Esse era o teste do Mán: quando o povo judeu visse aquele grande milagre acontecendo diante dos seus olhos todos os dias, como reagiriam? Teriam um imenso agradecimento a D'us ou se acostumariam e já não dariam mais atenção àquele gigantesco milagre? O Mán causaria neles alguma mudança, algum crescimento espiritual?
 
Qual é a consequência de viver sem enxergar e despertar com os milagres de D'us? Quando D'us avisou a Moshé que o Faraó iria perseguir o povo judeu no deserto, assim Ele disse: "E o Faraó vai dizer sobre os filhos de Israel: 'Eles estão presos na terra, o deserto os cercou'" (Shemot 14:3). Como o Faraó pôde pensar, após todos os milagres que D'us havia realizado no Egito, que Ele iria abandonar os judeus agora que eles estavam livres? Qualquer pessoa com um mínimo de inteligência perceberia que seria impossível aos egípcios causarem qualquer mal ao povo judeu! O Rav Simcha Zissel Ziv Broida zt"l (Lituânia, 1824 - 1898), mais conhecido como Alter MiKelem, explica que existe um princípio fundamental: o desejo cega o intelecto da pessoa e ela age de forma irracional. Mesmo um grande milagre não consegue acordar uma pessoa que está imersa em seu mundo de desejos e materialismo.
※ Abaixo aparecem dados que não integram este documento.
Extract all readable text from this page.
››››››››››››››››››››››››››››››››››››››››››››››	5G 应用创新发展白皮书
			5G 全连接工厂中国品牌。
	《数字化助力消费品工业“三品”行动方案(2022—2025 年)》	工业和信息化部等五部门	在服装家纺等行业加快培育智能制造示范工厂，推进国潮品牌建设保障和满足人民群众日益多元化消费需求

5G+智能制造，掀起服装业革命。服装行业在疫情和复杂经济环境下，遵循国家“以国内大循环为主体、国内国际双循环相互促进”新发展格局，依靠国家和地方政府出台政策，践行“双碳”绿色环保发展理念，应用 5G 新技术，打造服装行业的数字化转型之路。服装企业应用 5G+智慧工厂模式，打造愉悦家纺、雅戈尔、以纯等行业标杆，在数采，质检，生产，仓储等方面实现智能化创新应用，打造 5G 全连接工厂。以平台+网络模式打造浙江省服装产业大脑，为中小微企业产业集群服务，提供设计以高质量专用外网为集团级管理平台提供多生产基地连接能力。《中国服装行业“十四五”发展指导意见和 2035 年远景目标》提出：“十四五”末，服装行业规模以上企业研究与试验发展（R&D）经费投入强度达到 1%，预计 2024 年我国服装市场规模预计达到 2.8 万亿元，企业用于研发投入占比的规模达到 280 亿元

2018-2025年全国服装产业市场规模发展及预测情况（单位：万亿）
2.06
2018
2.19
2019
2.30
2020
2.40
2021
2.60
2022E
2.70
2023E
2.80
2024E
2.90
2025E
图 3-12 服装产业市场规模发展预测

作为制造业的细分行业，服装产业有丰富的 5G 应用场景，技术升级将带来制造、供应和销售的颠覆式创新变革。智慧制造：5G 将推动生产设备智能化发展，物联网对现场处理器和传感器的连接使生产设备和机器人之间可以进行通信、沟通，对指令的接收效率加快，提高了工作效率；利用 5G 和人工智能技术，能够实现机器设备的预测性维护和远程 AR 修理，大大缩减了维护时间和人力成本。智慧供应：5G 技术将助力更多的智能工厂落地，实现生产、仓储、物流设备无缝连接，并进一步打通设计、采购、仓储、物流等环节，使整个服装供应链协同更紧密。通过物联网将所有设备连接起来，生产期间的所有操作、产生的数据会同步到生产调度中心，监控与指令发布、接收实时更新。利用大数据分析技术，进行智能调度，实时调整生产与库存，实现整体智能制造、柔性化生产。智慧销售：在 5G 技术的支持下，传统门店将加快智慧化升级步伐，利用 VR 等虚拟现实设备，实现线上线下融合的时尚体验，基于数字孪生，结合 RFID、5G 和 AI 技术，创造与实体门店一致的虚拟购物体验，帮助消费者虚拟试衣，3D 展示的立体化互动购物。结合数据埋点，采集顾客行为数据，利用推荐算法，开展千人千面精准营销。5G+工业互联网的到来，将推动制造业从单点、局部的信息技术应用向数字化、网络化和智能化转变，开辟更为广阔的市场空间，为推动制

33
Mesmo vendo o Mar Vermelho aberto diante dos seus olhos, o Faraó ainda quis perseguir o povo judeu, levando todo o seu exército para a morte.
 
Milagres acontecem o tempo todo. Se prestarmos atenção, enxergaremos milagres mesmo nos pequenos detalhes do cotidiano. A forma como cada coisa acontece no momento exato, e como tudo segue o princípio do "Midá Kenegued Midá" (medida por medida), com nossos atos de bondade retornando a nós mesmos, é incrível. Mas milagres ocultos exigem reflexão, e é esta reflexão que pode nos transformar em pessoas mais elevadas. Portanto, nossa escolha é: enxergar que tudo o que acontece é um milagre de D'us e, desta maneira, se transformar em uma pessoa melhor, ou ficar cego e se transformar em um servo do mundo material.